The Covid-19 pandemic can also be regarded from the point of view of speed, its variations and their apexes. The fast, global spread of the SARS-CoV-2 coronavirus has slowed down life almost to a stop, and this has been experienced like whiplash. This diabolical game between the acceleration of contagion and the deceleration of contact, between the progress of the disease and the search for an antidote, between silent incubation and blatant symptoms, between patient immobility and the race against time on the part of governments, researchers, physicians and nurses, between seclusion and control, between the face and the mask, has become a symbol of a time that has been obliged to pull up and be feared. Everything has been confined in a slow pause and ‘solipsism of the present moment’ surrounded by nervous, agitated, fearful movements. Proximities have become distances and everything, from work to sex, now has the prefix tele. But the speed of vigilance has made the world a global panoptic.
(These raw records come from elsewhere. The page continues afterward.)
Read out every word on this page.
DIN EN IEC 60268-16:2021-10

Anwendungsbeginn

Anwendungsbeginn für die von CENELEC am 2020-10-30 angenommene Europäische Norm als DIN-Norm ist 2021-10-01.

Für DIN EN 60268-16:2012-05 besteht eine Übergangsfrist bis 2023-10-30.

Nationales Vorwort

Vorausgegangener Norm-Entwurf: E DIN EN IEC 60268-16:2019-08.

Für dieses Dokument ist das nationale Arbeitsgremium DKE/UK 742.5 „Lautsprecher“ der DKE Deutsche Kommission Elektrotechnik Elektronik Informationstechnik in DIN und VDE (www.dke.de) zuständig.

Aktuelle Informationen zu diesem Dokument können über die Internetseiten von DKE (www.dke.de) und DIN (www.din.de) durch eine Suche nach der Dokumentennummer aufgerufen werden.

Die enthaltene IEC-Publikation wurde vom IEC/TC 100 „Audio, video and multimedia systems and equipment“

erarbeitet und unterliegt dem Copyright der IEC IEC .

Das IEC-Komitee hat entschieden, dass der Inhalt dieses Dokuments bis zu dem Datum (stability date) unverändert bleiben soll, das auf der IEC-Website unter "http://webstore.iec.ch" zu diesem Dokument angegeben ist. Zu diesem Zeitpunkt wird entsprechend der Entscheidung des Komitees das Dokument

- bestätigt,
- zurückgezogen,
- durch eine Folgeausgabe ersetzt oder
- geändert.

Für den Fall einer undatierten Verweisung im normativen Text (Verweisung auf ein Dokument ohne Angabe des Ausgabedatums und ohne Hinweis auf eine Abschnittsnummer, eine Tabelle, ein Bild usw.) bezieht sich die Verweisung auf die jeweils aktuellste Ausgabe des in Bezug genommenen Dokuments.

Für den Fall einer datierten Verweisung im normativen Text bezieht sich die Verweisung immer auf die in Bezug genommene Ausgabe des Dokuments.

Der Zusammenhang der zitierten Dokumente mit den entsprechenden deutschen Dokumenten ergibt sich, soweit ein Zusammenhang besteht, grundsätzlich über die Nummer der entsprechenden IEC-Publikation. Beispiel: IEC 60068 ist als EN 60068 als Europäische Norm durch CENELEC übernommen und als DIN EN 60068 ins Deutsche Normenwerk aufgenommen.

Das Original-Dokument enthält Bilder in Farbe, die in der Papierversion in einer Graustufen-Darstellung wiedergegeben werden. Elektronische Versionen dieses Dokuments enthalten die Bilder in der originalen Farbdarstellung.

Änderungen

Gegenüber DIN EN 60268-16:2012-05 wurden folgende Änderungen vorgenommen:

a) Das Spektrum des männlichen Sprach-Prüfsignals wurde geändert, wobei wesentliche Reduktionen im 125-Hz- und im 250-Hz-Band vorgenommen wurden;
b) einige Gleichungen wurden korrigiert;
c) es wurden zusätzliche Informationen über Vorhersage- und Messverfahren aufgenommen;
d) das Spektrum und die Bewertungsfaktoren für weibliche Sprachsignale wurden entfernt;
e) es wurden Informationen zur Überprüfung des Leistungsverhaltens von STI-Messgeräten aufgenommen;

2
The political and communicational, biopolitical and geopolitical, economic and social, cultural and scientific, legal and psychological, ethical and ecological consequences of this pandemic and its impositions and requirements, its uses and abuses, will be greater than we imagine. These effects that are multiplied by each other will be infected by the change in the world’s pace and of us in it. From now on, greater or lesser speed will be remembered as a violent compulsion – and will be a measure of the things that happen and have to be addressed. It is as if the world and its space have been grasped by the dangerous hand of time and obliged to look at the contraction and expansion with different eyes. With this pandemic and its aetiology, speed experienced as an awareness of threat or resistance has gone viral.

Looking at these movements and interruptions is, in fact, the purpose of Electra and its cultural map. We could not achieve this goal only in the dossier that we call the Subject. The magazine is made up of many different chapters, and each of them raises an idea, an image, a memory, a possibility, an assertion, an exegesis, a denial, a vision, a listening, a quest. This is why each edition invites its readers to draw a territory of readings and re-readings within itself.

Two years and nine editions! It is with the time that goes by and the time that remains from the time that passes that the magazine weaves its web.

This edition is a reassertion of what connects us to our readers, especially in a time that, more than ever, demands attention, questioning, criticism and the creation of new possibilities. And it is also a renewal of a gratitude that, seen from there, is called interest and recognition. With the readers that make reading Electra a case of loyalty to themselves, we quote Virilio, ‘Art and culture introduce distance and duration. Make your life a work of art.’